Let’s say dp[i][j] denotes the answer for first i characters of S1 and first j characters of S2.
Now, recurrences will be as follows:

//note we are using 1 indexing.

//if both characters are matching
if S1[i-1]==S2[j-1]:
    dp[i][j]= 1 + dp[i-1][j-1]

//characters don't match
//first try to place S1[i] at the end
//then try to place S2[j] at the end
//take minimum of both
else:
    dp[i][j] = 1 + min(dp[i][j-1] , dp[i-1][j])

Note the base case:
If i<1, S1 doesn’t exist, so answer will be j.
If j<1, S2 doesn’t exist, so answer will be i.

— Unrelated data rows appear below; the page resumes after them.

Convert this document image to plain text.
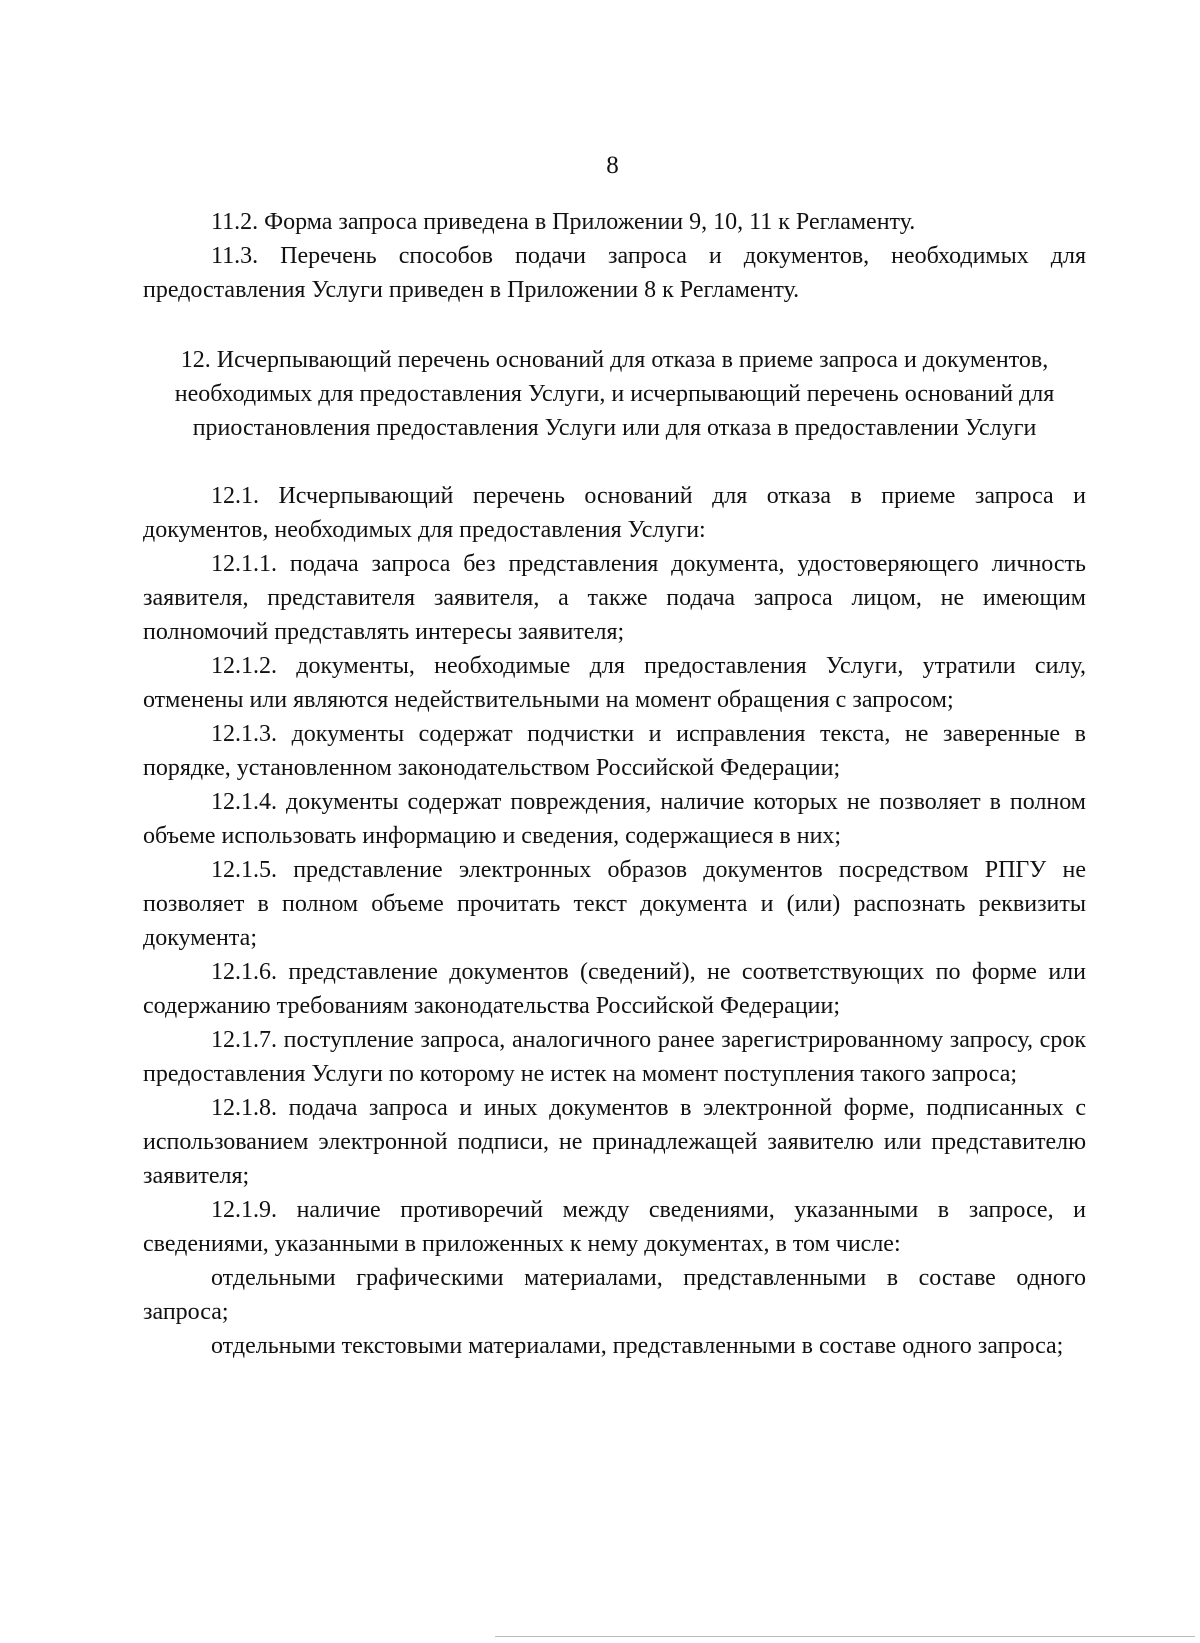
8

11.2. Форма запроса приведена в Приложении 9, 10, 11 к Регламенту.

11.3. Перечень способов подачи запроса и документов, необходимых для предоставления Услуги приведен в Приложении 8 к Регламенту.

12. Исчерпывающий перечень оснований для отказа в приеме запроса и документов, необходимых для предоставления Услуги, и исчерпывающий перечень оснований для приостановления предоставления Услуги или для отказа в предоставлении Услуги

12.1. Исчерпывающий перечень оснований для отказа в приеме запроса и документов, необходимых для предоставления Услуги:

12.1.1. подача запроса без представления документа, удостоверяющего личность заявителя, представителя заявителя, а также подача запроса лицом, не имеющим полномочий представлять интересы заявителя;

12.1.2. документы, необходимые для предоставления Услуги, утратили силу, отменены или являются недействительными на момент обращения с запросом;

12.1.3. документы содержат подчистки и исправления текста, не заверенные в порядке, установленном законодательством Российской Федерации;

12.1.4. документы содержат повреждения, наличие которых не позволяет в полном объеме использовать информацию и сведения, содержащиеся в них;

12.1.5. представление электронных образов документов посредством РПГУ не позволяет в полном объеме прочитать текст документа и (или) распознать реквизиты документа;

12.1.6. представление документов (сведений), не соответствующих по форме или содержанию требованиям законодательства Российской Федерации;

12.1.7. поступление запроса, аналогичного ранее зарегистрированному запросу, срок предоставления Услуги по которому не истек на момент поступления такого запроса;

12.1.8. подача запроса и иных документов в электронной форме, подписанных с использованием электронной подписи, не принадлежащей заявителю или представителю заявителя;

12.1.9. наличие противоречий между сведениями, указанными в запросе, и сведениями, указанными в приложенных к нему документах, в том числе:

отдельными графическими материалами, представленными в составе одного запроса;

отдельными текстовыми материалами, представленными в составе одного запроса;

Complexity: O(len(S1) * len(S2)).

Very basic DP similar to this is LCS.
Infact, another intuitive way to look at this problem is that we need to overlap as many characters of S1 and S2. So our answer would be len(S1)+len(S2)-len(LCS(S1,S2)), where LCS(X,Y) is longest common subsequence of strings X and Y.

IMPLEMENTATION:

Recursive DP with memoization is always easy to implement. See editorialist’s code for implemenation details.